AdBio Partners is one of the French investors that has made it possible for Integra Tx to take that leap. Thanks to organisations like it, an idea hatched in a lab can end up on the market, and more importantly, helping patients; a project born among test tubes and microscopes at a university can become a company that scales up its product and broadens its portfolio of solutions to improve the lives of millions of people. This French fund will also be in Madrid on 28 April to discover Spanish companies and consolidate previous relationships. 

But...Why Spain? Alejo Chorny, operating partner of AdBio Partners, explains that Spain has a strong tradition in science but, to some extent, has taken longer to foster the biotechnology sector. But that’s not a negative, quite the opposite: “As a result, the sector here is much younger and this gap between a mature scientific/academic sector that produces innovative, cutting-edge science with great potential for transfer and an emerging biotechnology sector generates a market that is particularly interesting for firms like AdBio.” 

At AdBio, oncology is also predominant and what matters most to them is that the project is based on a real medical need in this highly demanding and in-demand field. “The first thing I look at is the problem the project is attempting to resolve,” he notes. “Then the technology they’re using to do so, which has to be grounded in solid science, and then I see how they’re positioned compared to others.” Although the treatment of cancer patients has changed drastically in recent years, as Chorny explains, there is still a huge need for new therapies, as they only work in subgroups of patients with some specific types of cancer.
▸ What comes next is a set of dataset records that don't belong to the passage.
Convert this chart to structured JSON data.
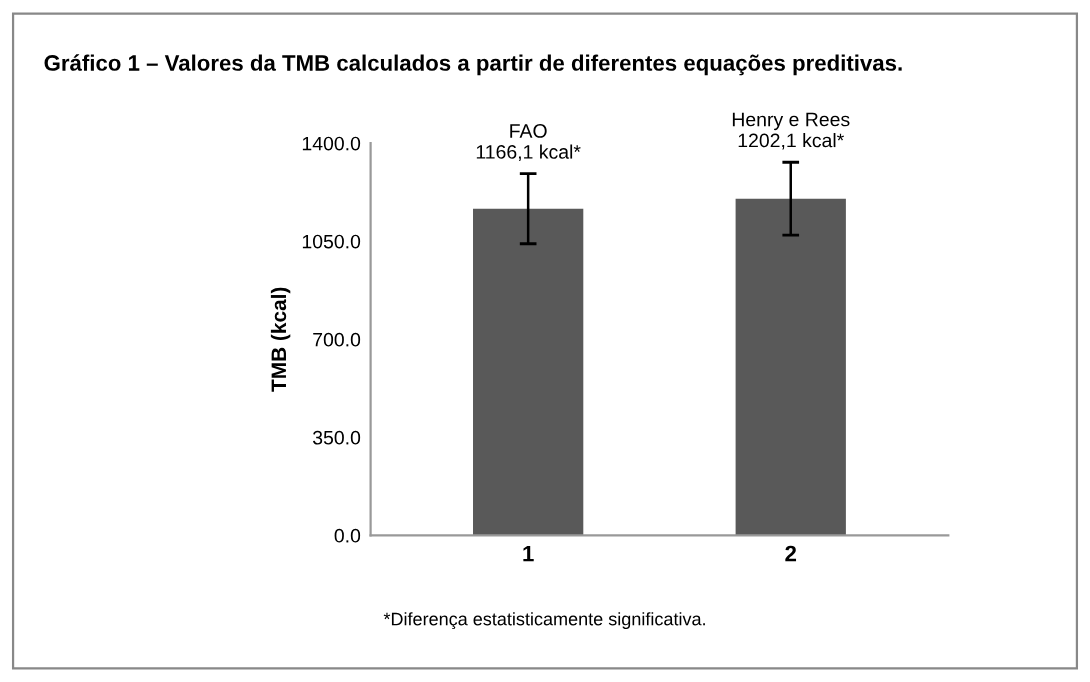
{
  "chart_data": {
    "type": "bar",
    "title": "Gráfico 1 – Valores da TMB calculados a partir de diferentes equações preditivas.",
    "ylabel": "TMB (kcal)",
    "categories": [
      "1",
      "2"
    ],
    "values": [
      1166.1,
      1202.1
    ],
    "errors": [
      125,
      130
    ],
    "value_labels": [
      "FAO\n1166,1 kcal*",
      "Henry e Rees\n1202,1 kcal*"
    ],
    "color": "#595959",
    "ylim": [
      0,
      1400
    ],
    "yticks": [
      {
        "value": 0,
        "label": "0.0"
      },
      {
        "value": 350,
        "label": "350.0"
      },
      {
        "value": 700,
        "label": "700.0"
      },
      {
        "value": 1050,
        "label": "1050.0"
      },
      {
        "value": 1400,
        "label": "1400.0"
      }
    ],
    "annotations": [
      "*Diferença estatisticamente significativa."
    ],
    "grid": false
  }
}
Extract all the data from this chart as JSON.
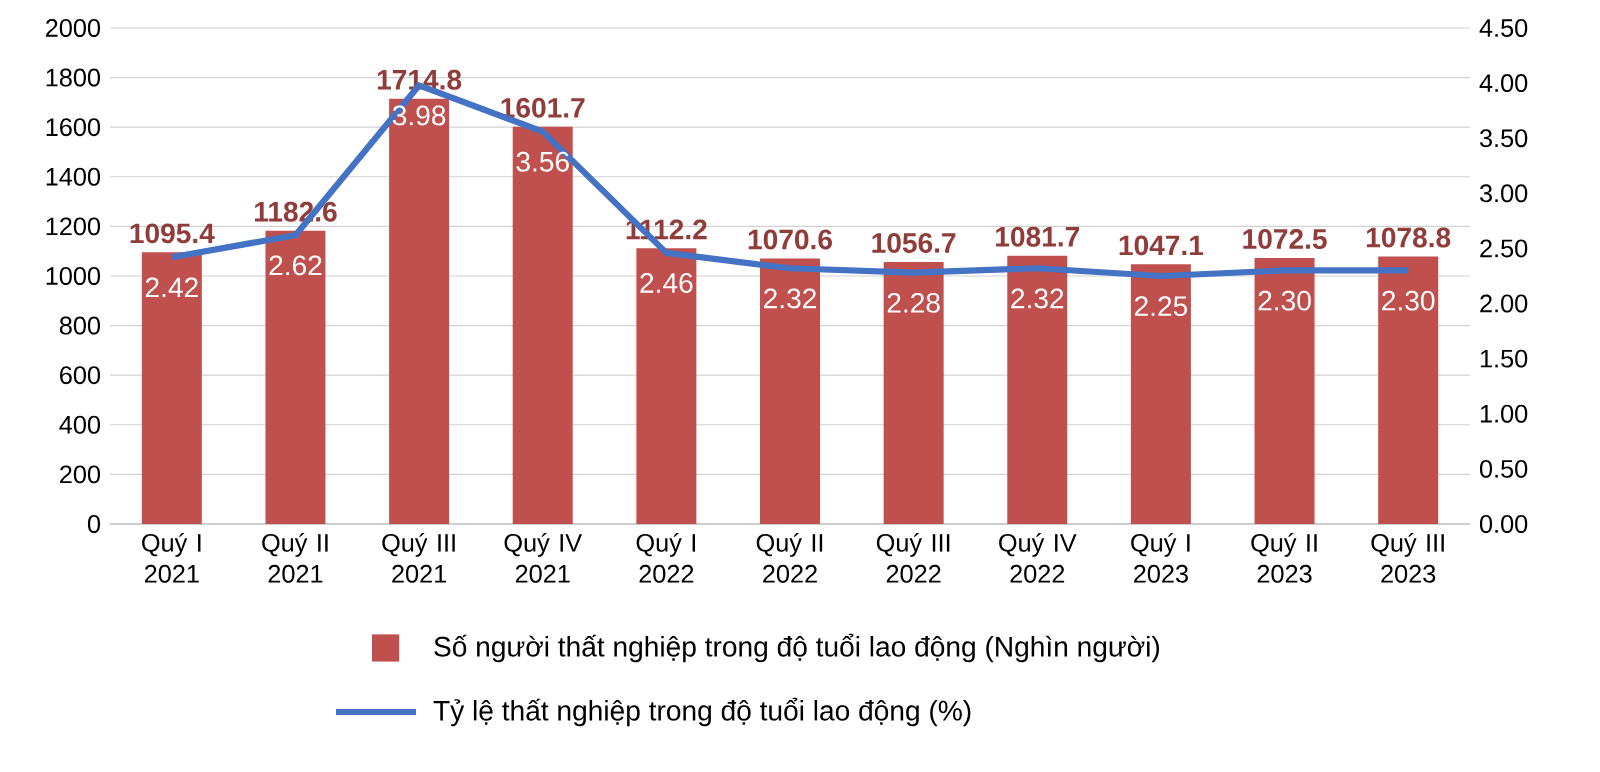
{
  "chart_data": {
    "type": "bar",
    "categories": [
      "Quý I 2021",
      "Quý II 2021",
      "Quý III 2021",
      "Quý IV 2021",
      "Quý I 2022",
      "Quý II 2022",
      "Quý III 2022",
      "Quý IV 2022",
      "Quý I 2023",
      "Quý II 2023",
      "Quý III 2023"
    ],
    "series": [
      {
        "name": "Số người thất nghiệp trong độ tuổi lao động (Nghìn người)",
        "color": "#c0504d",
        "values": [
          1095.4,
          1182.6,
          1714.8,
          1601.7,
          1112.2,
          1070.6,
          1056.7,
          1081.7,
          1047.1,
          1072.5,
          1078.8
        ]
      },
      {
        "name": "Tỷ lệ thất nghiệp trong độ tuổi lao động (%)",
        "type": "line",
        "axis": "y2",
        "color": "#4472c4",
        "values": [
          2.42,
          2.62,
          3.98,
          3.56,
          2.46,
          2.32,
          2.28,
          2.32,
          2.25,
          2.3,
          2.3
        ],
        "value_labels": [
          "2.42",
          "2.62",
          "3.98",
          "3.56",
          "2.46",
          "2.32",
          "2.28",
          "2.32",
          "2.25",
          "2.30",
          "2.30"
        ]
      }
    ],
    "data_labels": true,
    "ylim": [
      0,
      2000
    ],
    "yticks": [
      0,
      200,
      400,
      600,
      800,
      1000,
      1200,
      1400,
      1600,
      1800,
      2000
    ],
    "y2lim": [
      0,
      4.5
    ],
    "y2ticks": [
      {
        "value": 0,
        "label": "0.00"
      },
      {
        "value": 0.5,
        "label": "0.50"
      },
      {
        "value": 1,
        "label": "1.00"
      },
      {
        "value": 1.5,
        "label": "1.50"
      },
      {
        "value": 2,
        "label": "2.00"
      },
      {
        "value": 2.5,
        "label": "2.50"
      },
      {
        "value": 3,
        "label": "3.00"
      },
      {
        "value": 3.5,
        "label": "3.50"
      },
      {
        "value": 4,
        "label": "4.00"
      },
      {
        "value": 4.5,
        "label": "4.50"
      }
    ],
    "grid": "y",
    "legend": "bottom"
  }
}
Plus, “there’s currently a lot of innovative, disruptive research in this field,” he concludes.  

 

Indeed, oncology still leads our members’ research and you can see what they’re working on in more detail in our pipeline. 

Plus, AseBio has a Venture Capital Workgroup, started just over a year ago and led by Campàs with eight venture capital funds specialising in the life sciences, that aims to position venture capital as a key way to fund the creation, development and growth of innovative biotech companies.